The population of Andhra Pradesh in \[1988\] was ${ 5.4 \times {{10}^7}^{}}$ . If the population was growing at a constant rate of \[2.4\% \;p.a.\], what will be the population in 2008? Given that ${\left( {1.024} \right)^{20}} = 1.60694$

Answer 1

Hint: To solve this type of problem we need to know the formula of compound interest because the calculation of population uses parallel concepts as compound interest. Here this question can be solved by using the same concept.

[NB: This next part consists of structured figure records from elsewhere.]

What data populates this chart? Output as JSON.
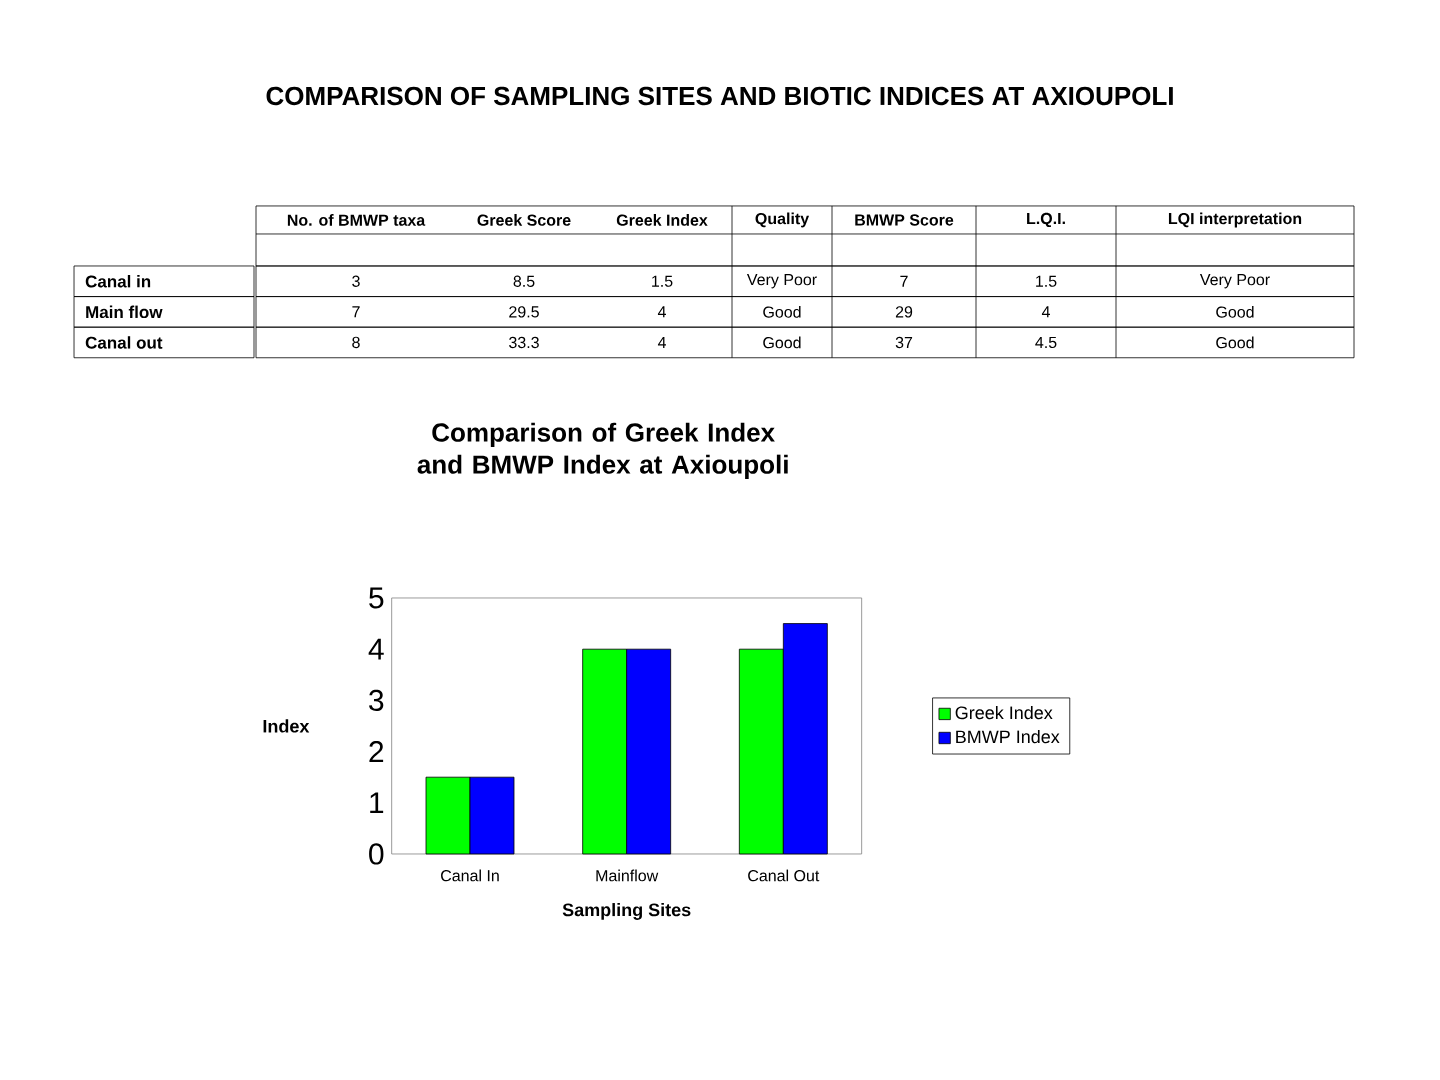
{
  "chart_data": [
    {
      "type": "other",
      "title": "COMPARISON OF SAMPLING SITES AND BIOTIC INDICES AT AXIOUPOLI",
      "categories": [
        "No. of BMWP taxa",
        "Greek Score",
        "Greek Index",
        "Quality",
        "BMWP Score",
        "L.Q.I.",
        "LQI interpretation"
      ],
      "y_categories": [
        "Canal in",
        "Main flow",
        "Canal out"
      ],
      "cell_labels": [
        [
          "3",
          "8.5",
          "1.5",
          "Very Poor",
          "7",
          "1.5",
          "Very Poor"
        ],
        [
          "7",
          "29.5",
          "4",
          "Good",
          "29",
          "4",
          "Good"
        ],
        [
          "8",
          "33.3",
          "4",
          "Good",
          "37",
          "4.5",
          "Good"
        ]
      ]
    },
    {
      "type": "bar",
      "title": "Comparison of Greek Index and BMWP Index at Axioupoli",
      "xlabel": "Sampling Sites",
      "ylabel": "Index",
      "categories": [
        "Canal In",
        "Mainflow",
        "Canal Out"
      ],
      "series": [
        {
          "name": "Greek Index",
          "color": "#00ff00",
          "values": [
            1.5,
            4,
            4
          ]
        },
        {
          "name": "BMWP Index",
          "color": "#0000ff",
          "values": [
            1.5,
            4,
            4.5
          ]
        }
      ],
      "ylim": [
        0,
        5
      ],
      "yticks": [
        0,
        1,
        2,
        3,
        4,
        5
      ],
      "legend": "right"
    }
  ]
}
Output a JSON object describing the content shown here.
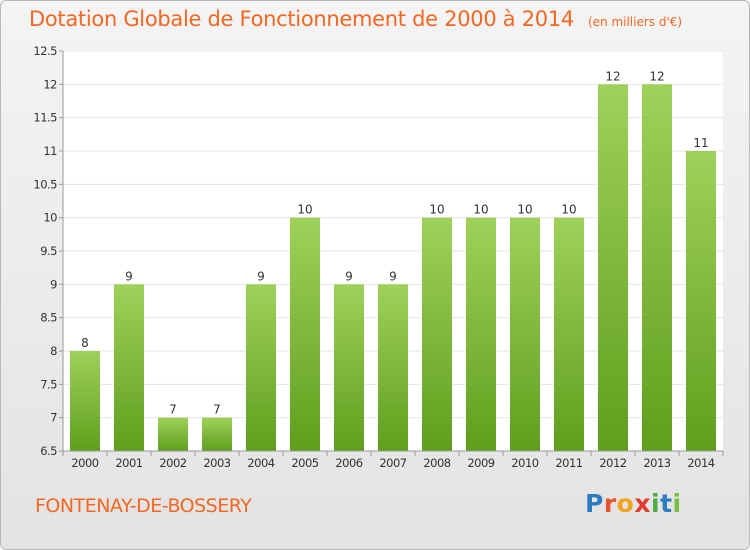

Complete step-by-step answer:
The population of a particular year is given by
\[ \Rightarrow {P_n} = {P_0}{\left( {1 + \dfrac{r}{{100}}} \right)^n}\]
where \[{P_{0}} = \;\]Population in \[1988\]
\[ \Rightarrow {P_n} = \;\] Population in n years after \[1988\]
\[ \Rightarrow r = \;\]Population growth rate
\[ \Rightarrow n = \;\]Number of years after \[1988\]
Here the total number of years in from \[1988\] to \[2008\] is \[20\] year
\[
  { \Rightarrow {P_0} = 5.4 \times {{10}^7}^{}} \\
  {\Rightarrow n = 20} \\
  {\Rightarrow r = 2.4\% }
\]
Now calculating population in \[2008\]
Apply the formula
\[ \Rightarrow {P_n} = {P_0}{\left( {1 + \dfrac{r}{{100}}} \right)^n}\]
Put all the given values
\[
  { \Rightarrow {P_{2008}} = 5.4 \times {{10}^7}{{\left( {1 + \dfrac{{2.4}}{{100}}} \right)}^{20}}} \\
  { = 5.4 \times {{10}^7} \times 1.60694} \\
  { = 8.677 \times {{10}^7}}
\]
Hence, the population of Andhra Pradesh in 2008 will be \[8.677 \times {10^7}\].
So, the correct answer is “\[8.677 \times {10^7}\].”.

Note: We have seen in this solution that we have used the same formula which we are generally used to calculate the total amount in case of compound interest as the nature by which the population was increasing o demands it.